Theoretical and Empirical Studies about the Concept of the Human Resource Portfolio Model
要約
Modern Japanese firms must build a Human Resource Portfolio Model (HRPM) that combines diverse worker categories according to criteria, such as (1) skill enhancement (work execution potential) through continued service and (2) work allocation, that go beyond the framework of employment status, instead of preserving a simple dichotomy based on two types of employment status: standard workers who perform core work and non-standard workers who perform peripheral work. The specific objectives of this research are to (1) develop a logical HRPM with reference to previous research concerning human resource portfolios, (2) develop HRPM measurement criteria and experientially verify whether they are realistic, (3) use the HRPM confirm the relationship between purposes of employment and qualitative utilization, (4) use the HRPM to confirm the relationship between qualitative utilization and equitable treatment, and (5) use the HRMP to reexamine the meaning of qualitative utilization of non-standard workers.
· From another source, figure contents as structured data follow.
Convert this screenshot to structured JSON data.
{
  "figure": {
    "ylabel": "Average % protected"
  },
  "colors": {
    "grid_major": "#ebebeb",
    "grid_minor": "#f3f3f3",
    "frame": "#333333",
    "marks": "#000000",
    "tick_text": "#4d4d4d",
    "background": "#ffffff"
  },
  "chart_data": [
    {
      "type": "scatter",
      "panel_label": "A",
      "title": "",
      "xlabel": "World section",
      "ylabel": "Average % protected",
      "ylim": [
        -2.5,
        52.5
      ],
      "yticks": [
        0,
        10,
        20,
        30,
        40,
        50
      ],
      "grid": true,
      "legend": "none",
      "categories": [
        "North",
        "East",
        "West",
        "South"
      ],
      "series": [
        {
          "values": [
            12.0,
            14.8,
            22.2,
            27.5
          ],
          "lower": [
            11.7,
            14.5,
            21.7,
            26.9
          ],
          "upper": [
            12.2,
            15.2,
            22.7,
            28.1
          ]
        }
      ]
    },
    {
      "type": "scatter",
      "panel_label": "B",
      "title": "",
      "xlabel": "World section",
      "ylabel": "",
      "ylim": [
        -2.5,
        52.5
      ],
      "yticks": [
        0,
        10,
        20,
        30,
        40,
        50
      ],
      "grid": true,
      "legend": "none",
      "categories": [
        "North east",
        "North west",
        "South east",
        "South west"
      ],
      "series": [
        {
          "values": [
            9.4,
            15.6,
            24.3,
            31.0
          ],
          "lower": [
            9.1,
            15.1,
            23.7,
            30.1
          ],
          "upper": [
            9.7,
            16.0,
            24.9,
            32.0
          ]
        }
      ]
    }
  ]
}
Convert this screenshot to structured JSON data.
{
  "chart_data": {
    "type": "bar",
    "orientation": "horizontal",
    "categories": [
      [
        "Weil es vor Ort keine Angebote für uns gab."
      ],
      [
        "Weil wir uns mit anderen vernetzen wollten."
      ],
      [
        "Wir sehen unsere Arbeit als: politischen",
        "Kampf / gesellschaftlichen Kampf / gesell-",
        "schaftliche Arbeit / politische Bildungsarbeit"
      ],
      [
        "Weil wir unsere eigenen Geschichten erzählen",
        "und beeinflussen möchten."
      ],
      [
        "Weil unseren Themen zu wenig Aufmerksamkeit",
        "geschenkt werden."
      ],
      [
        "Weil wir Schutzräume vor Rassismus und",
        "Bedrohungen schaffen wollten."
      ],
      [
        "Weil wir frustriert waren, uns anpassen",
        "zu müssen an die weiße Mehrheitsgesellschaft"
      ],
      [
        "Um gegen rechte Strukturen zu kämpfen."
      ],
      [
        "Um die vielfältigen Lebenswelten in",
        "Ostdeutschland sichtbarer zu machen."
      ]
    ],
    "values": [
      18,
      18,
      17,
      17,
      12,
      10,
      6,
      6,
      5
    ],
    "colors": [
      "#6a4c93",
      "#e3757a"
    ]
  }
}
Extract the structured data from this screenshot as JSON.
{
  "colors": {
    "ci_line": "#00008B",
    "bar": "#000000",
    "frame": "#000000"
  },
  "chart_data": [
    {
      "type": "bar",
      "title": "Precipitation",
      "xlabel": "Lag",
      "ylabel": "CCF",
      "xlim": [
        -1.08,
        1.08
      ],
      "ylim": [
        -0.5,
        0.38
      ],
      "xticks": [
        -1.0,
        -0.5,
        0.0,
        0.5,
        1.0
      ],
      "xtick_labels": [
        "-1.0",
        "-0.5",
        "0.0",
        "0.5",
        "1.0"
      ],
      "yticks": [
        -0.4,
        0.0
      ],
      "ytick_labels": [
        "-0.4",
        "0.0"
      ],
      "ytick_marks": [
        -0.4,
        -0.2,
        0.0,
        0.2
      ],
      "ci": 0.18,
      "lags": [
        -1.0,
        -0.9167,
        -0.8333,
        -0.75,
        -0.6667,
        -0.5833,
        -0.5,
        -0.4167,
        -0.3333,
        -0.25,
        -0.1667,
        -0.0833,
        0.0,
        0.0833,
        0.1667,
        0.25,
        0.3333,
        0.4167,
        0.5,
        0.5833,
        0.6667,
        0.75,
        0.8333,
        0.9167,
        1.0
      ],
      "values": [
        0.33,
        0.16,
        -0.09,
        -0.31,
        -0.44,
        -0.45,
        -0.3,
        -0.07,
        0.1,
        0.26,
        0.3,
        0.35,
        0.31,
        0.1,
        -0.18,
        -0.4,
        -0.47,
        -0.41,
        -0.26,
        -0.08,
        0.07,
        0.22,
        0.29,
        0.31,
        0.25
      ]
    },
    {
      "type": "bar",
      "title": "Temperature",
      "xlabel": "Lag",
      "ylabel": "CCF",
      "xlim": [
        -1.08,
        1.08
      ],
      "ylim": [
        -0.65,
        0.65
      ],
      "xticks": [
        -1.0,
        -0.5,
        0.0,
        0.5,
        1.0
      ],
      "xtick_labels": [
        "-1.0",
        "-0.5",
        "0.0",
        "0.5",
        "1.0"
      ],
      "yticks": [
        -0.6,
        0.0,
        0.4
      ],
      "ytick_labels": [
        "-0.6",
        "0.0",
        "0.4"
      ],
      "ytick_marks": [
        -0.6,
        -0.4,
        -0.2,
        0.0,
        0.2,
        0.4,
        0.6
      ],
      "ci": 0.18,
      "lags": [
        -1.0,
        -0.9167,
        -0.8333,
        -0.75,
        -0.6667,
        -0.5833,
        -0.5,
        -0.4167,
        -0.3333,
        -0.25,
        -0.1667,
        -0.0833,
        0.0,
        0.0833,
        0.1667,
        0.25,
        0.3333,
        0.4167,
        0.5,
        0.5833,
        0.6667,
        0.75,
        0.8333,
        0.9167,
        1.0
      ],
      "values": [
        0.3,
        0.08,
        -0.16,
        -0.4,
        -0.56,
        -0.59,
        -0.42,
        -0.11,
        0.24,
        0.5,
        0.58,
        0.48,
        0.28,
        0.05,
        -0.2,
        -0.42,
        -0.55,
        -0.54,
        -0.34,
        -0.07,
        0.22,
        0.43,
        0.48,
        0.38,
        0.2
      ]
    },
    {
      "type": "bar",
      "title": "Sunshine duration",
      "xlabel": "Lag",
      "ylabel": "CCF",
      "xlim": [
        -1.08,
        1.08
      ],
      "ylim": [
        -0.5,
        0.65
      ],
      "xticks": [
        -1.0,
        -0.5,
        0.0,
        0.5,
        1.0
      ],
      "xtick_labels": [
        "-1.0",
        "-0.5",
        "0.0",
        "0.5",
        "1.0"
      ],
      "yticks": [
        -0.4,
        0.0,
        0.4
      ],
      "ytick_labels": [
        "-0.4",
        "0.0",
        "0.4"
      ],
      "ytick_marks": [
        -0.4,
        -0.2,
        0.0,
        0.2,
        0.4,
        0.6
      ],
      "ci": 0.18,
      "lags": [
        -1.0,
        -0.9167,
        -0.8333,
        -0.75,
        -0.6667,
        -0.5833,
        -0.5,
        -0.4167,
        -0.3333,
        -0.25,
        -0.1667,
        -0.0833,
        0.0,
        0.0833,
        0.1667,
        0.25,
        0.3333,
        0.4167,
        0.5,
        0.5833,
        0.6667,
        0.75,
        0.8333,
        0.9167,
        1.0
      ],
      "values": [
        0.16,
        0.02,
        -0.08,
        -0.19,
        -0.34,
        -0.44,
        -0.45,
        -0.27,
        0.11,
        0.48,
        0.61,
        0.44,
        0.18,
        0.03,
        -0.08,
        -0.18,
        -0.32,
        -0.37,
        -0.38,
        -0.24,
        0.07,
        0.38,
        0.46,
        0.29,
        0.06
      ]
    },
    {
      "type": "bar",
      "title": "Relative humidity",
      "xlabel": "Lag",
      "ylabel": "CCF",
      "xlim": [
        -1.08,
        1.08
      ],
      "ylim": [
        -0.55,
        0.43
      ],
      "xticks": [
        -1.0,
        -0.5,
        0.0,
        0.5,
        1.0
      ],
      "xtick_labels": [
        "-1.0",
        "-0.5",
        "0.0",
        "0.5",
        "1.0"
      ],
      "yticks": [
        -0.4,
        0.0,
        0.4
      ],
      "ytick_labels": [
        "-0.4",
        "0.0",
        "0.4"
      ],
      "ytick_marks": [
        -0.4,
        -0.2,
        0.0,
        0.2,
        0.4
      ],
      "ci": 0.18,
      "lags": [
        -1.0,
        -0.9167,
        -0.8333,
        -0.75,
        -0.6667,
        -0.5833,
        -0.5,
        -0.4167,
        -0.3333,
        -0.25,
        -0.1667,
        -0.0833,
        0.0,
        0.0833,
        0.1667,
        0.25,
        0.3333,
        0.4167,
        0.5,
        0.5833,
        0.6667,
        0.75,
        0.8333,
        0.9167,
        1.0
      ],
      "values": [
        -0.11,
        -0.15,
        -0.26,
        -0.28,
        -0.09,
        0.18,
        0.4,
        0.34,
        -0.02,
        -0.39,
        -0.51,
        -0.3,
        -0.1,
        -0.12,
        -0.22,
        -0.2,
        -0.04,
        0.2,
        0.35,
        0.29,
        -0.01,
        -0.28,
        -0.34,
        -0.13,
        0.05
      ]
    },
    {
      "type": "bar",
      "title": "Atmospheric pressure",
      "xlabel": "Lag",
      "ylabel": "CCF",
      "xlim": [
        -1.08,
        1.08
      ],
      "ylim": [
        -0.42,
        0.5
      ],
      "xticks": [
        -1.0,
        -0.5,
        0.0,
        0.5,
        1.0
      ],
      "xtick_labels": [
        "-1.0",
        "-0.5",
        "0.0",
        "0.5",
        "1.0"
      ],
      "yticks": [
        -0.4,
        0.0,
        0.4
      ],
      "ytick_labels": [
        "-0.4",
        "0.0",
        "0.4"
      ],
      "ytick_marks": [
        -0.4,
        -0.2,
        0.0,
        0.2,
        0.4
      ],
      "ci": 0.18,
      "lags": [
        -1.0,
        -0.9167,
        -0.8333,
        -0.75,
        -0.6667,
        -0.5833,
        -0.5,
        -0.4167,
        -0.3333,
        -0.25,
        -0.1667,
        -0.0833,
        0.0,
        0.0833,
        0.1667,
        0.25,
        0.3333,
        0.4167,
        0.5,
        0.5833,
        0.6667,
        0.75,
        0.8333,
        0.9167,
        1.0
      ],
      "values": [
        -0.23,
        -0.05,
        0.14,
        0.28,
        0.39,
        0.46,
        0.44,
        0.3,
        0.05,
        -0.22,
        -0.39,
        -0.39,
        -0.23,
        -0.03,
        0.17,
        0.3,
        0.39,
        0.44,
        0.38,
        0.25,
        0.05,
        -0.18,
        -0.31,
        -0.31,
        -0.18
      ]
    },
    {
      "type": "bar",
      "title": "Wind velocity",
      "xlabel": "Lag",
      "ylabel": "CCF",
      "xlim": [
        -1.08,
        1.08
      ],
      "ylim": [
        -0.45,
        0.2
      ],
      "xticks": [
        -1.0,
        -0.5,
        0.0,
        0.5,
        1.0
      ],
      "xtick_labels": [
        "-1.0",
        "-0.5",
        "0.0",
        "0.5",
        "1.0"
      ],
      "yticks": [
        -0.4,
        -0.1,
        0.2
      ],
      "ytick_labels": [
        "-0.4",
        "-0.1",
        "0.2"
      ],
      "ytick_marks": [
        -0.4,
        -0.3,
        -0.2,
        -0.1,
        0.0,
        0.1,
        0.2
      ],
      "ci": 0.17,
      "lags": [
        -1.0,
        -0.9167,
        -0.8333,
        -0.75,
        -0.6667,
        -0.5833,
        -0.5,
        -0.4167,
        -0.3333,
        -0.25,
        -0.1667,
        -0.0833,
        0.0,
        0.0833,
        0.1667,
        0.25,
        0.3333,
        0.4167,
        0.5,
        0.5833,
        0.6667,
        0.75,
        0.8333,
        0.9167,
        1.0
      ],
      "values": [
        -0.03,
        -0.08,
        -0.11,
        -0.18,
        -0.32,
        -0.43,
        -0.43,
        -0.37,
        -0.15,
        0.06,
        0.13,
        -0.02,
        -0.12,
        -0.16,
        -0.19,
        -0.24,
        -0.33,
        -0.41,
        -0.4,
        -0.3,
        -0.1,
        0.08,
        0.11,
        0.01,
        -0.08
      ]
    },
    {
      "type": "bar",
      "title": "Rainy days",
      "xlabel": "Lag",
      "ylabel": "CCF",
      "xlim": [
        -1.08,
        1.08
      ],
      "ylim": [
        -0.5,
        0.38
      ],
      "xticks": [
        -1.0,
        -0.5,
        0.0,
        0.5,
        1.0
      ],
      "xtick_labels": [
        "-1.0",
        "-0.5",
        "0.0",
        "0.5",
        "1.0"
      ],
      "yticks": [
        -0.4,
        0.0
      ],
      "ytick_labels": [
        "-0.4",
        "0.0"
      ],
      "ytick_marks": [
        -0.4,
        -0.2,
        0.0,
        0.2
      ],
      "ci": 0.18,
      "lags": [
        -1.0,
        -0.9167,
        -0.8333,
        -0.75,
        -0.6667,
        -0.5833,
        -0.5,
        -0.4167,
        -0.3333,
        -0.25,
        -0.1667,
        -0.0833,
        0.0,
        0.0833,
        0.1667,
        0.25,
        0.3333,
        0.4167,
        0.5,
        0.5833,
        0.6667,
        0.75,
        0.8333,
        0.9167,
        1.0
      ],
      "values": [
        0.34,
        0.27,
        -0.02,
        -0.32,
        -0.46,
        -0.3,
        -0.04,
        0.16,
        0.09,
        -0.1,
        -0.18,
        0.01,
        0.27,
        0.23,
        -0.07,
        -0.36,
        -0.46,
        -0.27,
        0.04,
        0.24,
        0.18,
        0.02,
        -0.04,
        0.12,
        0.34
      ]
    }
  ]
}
An analysis of the answers to questionnaires that were mailed to 459 businesses in Osaka Prefecture revealed the following: (1) Qualitative utilization of non-standard workers is not seen in terms of the “overlapping of work” with existing standard workers, but can be grasped using a logically derived HRPM that also includes standard workers. (2) As qualitative utilization progresses, both the firm-specific human assets required of non-standard workers and the non-separability of work relations increase, but that equitable treatments react only to the former. It is presumed that this is because rather than performing “job enrichment” as the skills of their non-standard workers develop, businesses perform “job enlargement” while maintaining the vertical division of labor relationship between standard and non-standard workers. (3) It is important that the HRPM is seen not as a static equilibrium reflecting the overlap “right now” of work content and responsibilities, but from dynamic, individual angles whereby quadrants move flexibly in line with individual workers’ expectations concerning their development of specific skills and promotion to more challenging work in the future.